Adelman has given Dugan’s defense team until May 15 to respond to the government. Dugan’s sentencing is set for June 3.
Following the sentencing, Dugan’s team will appeal the case to the 7th Circuit of Appeals, her lawyers have said.
Overturned case key to defense argument
In their motion, Dugan’s attorneys note that a case cited by Adelman was overturned just 10 days after his order rejecting their appeal was issued.
At issue is a district court ruling in a Virginia immigration case, which was reversed by the 4th Circuit Court of Appeals on April 16.
In that case, Dennis Hernandez, an undocumented immigrant, was taken into custody by U.S. Immigration and Customs Enforcement and later escaped. After he was recaptured, Hernandez was indicted for obstructing a pending immigration proceeding.
The district court in Virginia upheld the conviction, but the appeals court said the ICE action did not constitute a “pending proceeding,” which was required under the federal obstruction statute.

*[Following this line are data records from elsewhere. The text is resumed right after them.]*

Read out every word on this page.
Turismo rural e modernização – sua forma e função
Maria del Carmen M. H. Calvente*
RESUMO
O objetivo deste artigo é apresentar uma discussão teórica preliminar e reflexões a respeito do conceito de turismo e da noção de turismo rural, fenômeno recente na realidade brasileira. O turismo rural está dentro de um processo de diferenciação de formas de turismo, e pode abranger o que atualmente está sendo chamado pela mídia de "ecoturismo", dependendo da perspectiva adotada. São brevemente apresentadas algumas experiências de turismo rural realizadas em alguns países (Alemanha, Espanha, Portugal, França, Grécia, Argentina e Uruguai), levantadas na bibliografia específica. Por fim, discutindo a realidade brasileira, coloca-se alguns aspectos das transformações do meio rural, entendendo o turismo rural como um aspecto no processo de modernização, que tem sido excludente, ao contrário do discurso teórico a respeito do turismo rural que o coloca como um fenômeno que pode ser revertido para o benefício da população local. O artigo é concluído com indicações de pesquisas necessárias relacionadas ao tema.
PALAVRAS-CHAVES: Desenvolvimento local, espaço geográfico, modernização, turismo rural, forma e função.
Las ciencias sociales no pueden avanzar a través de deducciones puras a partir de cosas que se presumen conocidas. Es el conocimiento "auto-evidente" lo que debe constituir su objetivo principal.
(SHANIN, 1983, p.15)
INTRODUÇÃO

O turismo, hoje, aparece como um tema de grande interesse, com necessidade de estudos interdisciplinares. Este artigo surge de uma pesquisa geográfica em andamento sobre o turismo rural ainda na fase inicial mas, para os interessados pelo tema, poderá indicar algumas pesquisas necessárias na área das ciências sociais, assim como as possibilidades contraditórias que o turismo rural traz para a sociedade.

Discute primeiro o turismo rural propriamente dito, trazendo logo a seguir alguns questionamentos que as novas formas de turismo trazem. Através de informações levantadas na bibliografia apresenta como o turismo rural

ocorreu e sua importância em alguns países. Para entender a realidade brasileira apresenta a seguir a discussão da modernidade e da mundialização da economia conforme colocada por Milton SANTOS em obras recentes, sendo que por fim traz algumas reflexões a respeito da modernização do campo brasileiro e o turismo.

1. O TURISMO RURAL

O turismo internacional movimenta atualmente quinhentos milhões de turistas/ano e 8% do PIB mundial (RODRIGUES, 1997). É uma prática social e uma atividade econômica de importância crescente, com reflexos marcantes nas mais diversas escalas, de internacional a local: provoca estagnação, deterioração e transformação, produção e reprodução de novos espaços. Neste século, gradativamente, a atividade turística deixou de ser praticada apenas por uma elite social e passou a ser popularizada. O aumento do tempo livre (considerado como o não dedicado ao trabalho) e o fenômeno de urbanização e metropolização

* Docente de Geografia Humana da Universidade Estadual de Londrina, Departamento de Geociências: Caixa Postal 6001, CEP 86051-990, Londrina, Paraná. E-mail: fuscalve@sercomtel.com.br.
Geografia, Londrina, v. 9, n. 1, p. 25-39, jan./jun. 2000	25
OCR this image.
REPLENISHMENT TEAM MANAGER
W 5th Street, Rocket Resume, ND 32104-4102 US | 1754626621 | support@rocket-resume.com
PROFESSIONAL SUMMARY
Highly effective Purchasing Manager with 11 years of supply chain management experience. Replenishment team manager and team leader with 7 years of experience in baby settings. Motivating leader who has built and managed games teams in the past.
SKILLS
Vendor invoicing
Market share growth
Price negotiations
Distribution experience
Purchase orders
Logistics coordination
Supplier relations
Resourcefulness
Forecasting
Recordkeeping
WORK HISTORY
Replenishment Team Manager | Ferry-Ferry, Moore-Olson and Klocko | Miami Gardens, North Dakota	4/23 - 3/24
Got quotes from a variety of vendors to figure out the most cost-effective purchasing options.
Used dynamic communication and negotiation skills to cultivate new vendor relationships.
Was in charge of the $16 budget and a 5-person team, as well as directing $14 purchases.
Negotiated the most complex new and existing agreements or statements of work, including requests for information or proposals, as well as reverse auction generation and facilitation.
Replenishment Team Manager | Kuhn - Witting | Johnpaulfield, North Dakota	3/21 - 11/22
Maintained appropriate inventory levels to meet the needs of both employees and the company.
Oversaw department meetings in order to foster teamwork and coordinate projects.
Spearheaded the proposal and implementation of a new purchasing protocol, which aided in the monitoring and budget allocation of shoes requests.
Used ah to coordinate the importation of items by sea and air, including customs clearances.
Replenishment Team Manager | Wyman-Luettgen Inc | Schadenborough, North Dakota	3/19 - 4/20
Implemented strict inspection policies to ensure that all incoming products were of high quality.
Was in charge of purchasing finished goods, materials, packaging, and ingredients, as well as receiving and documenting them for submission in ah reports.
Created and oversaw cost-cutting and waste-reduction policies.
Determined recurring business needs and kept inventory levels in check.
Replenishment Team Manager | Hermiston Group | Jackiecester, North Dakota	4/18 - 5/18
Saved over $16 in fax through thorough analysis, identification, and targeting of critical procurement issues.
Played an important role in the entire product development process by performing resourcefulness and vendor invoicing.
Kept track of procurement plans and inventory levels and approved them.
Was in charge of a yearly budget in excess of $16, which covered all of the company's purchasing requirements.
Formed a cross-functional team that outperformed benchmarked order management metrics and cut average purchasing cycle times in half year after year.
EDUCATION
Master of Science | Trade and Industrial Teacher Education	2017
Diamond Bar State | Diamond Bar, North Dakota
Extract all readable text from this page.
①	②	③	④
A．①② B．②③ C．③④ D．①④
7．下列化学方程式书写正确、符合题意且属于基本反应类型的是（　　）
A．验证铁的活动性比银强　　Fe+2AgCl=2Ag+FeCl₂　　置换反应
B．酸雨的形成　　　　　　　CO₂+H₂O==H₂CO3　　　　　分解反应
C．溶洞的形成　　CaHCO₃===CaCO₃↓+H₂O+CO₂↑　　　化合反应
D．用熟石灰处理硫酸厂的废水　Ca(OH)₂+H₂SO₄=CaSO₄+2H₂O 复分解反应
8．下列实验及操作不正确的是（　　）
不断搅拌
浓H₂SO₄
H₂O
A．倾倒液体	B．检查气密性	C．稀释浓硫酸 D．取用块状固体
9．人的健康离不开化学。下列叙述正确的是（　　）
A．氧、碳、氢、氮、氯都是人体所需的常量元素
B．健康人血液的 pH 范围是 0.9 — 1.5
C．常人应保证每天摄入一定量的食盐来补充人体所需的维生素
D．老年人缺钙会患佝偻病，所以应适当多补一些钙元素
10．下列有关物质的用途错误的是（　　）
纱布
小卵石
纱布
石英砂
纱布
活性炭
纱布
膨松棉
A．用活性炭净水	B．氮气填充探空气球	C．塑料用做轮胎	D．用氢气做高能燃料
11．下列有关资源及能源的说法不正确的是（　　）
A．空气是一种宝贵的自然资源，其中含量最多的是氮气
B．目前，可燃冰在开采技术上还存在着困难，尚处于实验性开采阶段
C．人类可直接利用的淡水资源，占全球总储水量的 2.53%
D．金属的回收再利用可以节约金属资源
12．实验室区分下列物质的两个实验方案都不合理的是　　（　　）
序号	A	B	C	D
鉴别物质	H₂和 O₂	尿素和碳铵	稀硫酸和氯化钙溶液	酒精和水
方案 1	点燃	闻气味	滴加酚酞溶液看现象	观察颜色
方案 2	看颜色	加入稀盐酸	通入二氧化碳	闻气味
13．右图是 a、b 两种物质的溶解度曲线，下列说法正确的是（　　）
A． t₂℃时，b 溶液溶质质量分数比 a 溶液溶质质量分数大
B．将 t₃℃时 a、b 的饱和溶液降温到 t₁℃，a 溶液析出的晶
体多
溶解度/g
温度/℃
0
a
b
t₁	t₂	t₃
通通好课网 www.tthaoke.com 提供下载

Similarly, Dugan’s attorneys argue, the former judge should not have been charged with obstruction here in Wisconsin because there wasn’t a “pending proceeding” against Eduardo Flores Ruiz, only a warrant filed for his arrest.
The defense said Adelman should enter an order of acquittal based on the 4th Circuit ruling.
In their response, prosecutors say the facts in the Hernandez case are different and don’t apply in the Dugan prosecution, adding that Adelman did not make the Hernandez ruling the “lynchpin” of his earlier findings.
Prosecutors also point to several other cases they say support their prosecution of the now-former judge.
Arrest in the Milwaukee County courthouse
Dugan was charged with trying to help Flores-Ruiz, an undocumented immigrant from Mexico, elude an ICE arrest team on April 18, 2025.
Flores-Ruiz was appearing before Dugan on misdemeanor battery charges. He had illegally re-entered the U.S. after being deported in 2013.
Dugan and another judge went into the public corridor, questioned the agents and directed them to the chief judge’s office. Dugan returned to her courtroom, called Flores-Ruiz’s case, and then led him and his lawyer into a hallway reserved for staff and jurors.
Flores-Ruiz was arrested outside after a short foot chase.
Dugan was found guilty of obstructing federal immigration agents and not guilty on a misdemeanor charge of concealing an undocumented immigrant agents were seeking to arrest.
Dugan, 67, resigned from the bench on Jan. 3, as an effort to impeach her and remove her from the bench was mounting within the Republican-controlled state Legislature.
A state judge for nine years, Dugan faces up to five years in prison, but it is unlikely she would get time behind bars. For a defendant like Dugan with no criminal history who is convicted of a nonviolent crime, federal sentencing guidelines generally call for probation.